I’d love to do a comedy because I’d love to go back to it and see if I can do it. That would be good fun. I want to try and get another one man or one woman show as well, a bit like Locke. But other than that, I just wait until something comes along. These days, a lot of things go in to TV because you get more time, you’ve got eight hours to tell a story, and as a writer you get more control of the project than you do when you’re making a film.

Obviously you make shows for TV, but as a filmmaker whose movies benefit from the big screen, how would you feel about a movie of yours only being available to stream?

Yeah, the big screen’s good and I think if it is available on the big screen as well, then good. But I don’t believe that either one is superior to the other, except for the screen … In terms of the writing, the stories and the characters and the acting these days in television, it’s on par with film. But obviously, some things need to be seen on a bigger screen.

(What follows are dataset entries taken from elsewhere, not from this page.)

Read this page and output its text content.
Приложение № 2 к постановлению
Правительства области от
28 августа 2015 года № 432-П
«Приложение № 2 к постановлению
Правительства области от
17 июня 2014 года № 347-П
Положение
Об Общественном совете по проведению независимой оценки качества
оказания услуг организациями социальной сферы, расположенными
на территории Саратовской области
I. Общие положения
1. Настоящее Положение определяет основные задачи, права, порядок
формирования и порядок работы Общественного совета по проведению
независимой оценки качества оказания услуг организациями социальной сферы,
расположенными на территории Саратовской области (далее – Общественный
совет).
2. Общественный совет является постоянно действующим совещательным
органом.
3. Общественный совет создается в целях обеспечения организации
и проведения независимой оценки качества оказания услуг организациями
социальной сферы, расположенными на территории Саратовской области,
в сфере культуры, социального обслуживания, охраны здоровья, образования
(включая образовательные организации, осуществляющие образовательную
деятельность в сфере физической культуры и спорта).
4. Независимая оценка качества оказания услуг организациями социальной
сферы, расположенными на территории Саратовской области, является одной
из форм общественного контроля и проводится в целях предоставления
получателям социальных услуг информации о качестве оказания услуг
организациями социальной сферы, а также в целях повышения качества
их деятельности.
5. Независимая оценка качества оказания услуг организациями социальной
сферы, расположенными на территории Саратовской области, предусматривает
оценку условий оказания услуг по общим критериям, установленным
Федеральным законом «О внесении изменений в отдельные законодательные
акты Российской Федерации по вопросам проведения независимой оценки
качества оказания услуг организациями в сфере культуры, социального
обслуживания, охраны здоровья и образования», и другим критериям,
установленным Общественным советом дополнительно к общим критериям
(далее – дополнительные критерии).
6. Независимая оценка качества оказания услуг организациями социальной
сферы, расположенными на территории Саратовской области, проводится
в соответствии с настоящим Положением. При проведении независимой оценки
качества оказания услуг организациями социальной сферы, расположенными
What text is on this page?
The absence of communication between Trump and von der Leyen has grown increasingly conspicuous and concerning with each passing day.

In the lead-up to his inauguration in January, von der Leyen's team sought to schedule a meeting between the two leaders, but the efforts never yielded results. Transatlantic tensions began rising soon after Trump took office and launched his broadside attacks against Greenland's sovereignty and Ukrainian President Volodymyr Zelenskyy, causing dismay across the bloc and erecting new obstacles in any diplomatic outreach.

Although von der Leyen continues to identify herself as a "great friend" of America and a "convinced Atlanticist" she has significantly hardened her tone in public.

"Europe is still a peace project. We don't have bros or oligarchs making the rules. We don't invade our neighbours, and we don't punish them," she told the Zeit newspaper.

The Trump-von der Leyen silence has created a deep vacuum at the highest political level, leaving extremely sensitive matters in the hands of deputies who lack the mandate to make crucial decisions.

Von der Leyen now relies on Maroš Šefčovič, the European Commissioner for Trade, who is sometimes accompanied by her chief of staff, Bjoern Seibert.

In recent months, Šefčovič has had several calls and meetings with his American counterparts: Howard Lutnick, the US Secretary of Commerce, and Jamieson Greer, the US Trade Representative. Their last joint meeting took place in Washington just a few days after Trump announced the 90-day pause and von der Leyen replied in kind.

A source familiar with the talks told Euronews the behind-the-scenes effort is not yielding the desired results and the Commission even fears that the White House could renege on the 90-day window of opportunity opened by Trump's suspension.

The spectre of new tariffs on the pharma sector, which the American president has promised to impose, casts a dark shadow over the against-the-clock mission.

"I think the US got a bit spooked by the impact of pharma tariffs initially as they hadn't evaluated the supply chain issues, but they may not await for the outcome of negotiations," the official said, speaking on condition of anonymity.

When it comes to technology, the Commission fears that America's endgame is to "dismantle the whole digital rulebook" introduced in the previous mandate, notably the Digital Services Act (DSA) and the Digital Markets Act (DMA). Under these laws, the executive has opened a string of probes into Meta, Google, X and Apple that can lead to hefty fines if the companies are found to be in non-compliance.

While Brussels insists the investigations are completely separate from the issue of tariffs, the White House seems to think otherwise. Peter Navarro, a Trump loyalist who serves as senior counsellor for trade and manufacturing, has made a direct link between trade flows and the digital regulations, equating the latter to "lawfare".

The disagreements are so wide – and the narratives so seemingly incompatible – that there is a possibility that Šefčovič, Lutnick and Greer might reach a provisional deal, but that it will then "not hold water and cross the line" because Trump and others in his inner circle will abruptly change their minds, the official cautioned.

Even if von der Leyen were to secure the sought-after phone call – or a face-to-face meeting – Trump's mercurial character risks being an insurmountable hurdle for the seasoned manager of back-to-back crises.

But I think part of the television revolution is partly because TV screens are now so much different to what they were 20 years ago. There would be no point making good quality television to be watched on those bulbous screens everybody used to have, but now people have got big screens, you can tell a big story, but there are also other stories and other things.

I think Serenity with its ocean and its sky and its sunlight deserves to be on a big screen but this is the way things are and people will watch it on TV. There’s a generation that will watch things on their phone.

Does that bother you or are you just happy they’re watching it?

I don’t know. I dislike the concepts of being the curmudgeon, the person who’s resisting change, you know what I mean? Because you’ve heard it all before and every generation thinks that about the coming generation, and I think it’s just the way it is.

It drives me insane that my own kids spend so much time staring at screens, but what can you do? That’s part of the reason, by the way, that I wanted to do Serenity as well, was to explore the effect that can be had on people where in my opinion when kids … It’s not just kids, but when people are playing computer games and I watch over their shoulders as my kids play them, the engagement is almost more profound than watching a film, so the suspension of disbelief when someone’s playing a computer game seems to be deeper than the suspension of disbelief when they’re watching a movie because they’re taking part. They’re adding their own reality to it, and I think it has an interesting effect on storytelling because there is something very linear about the computer game storytelling, rather than the arc of a movie. So I just wanted to explore that as well with Serenity.

***

Serenity opens in theaters January 25th.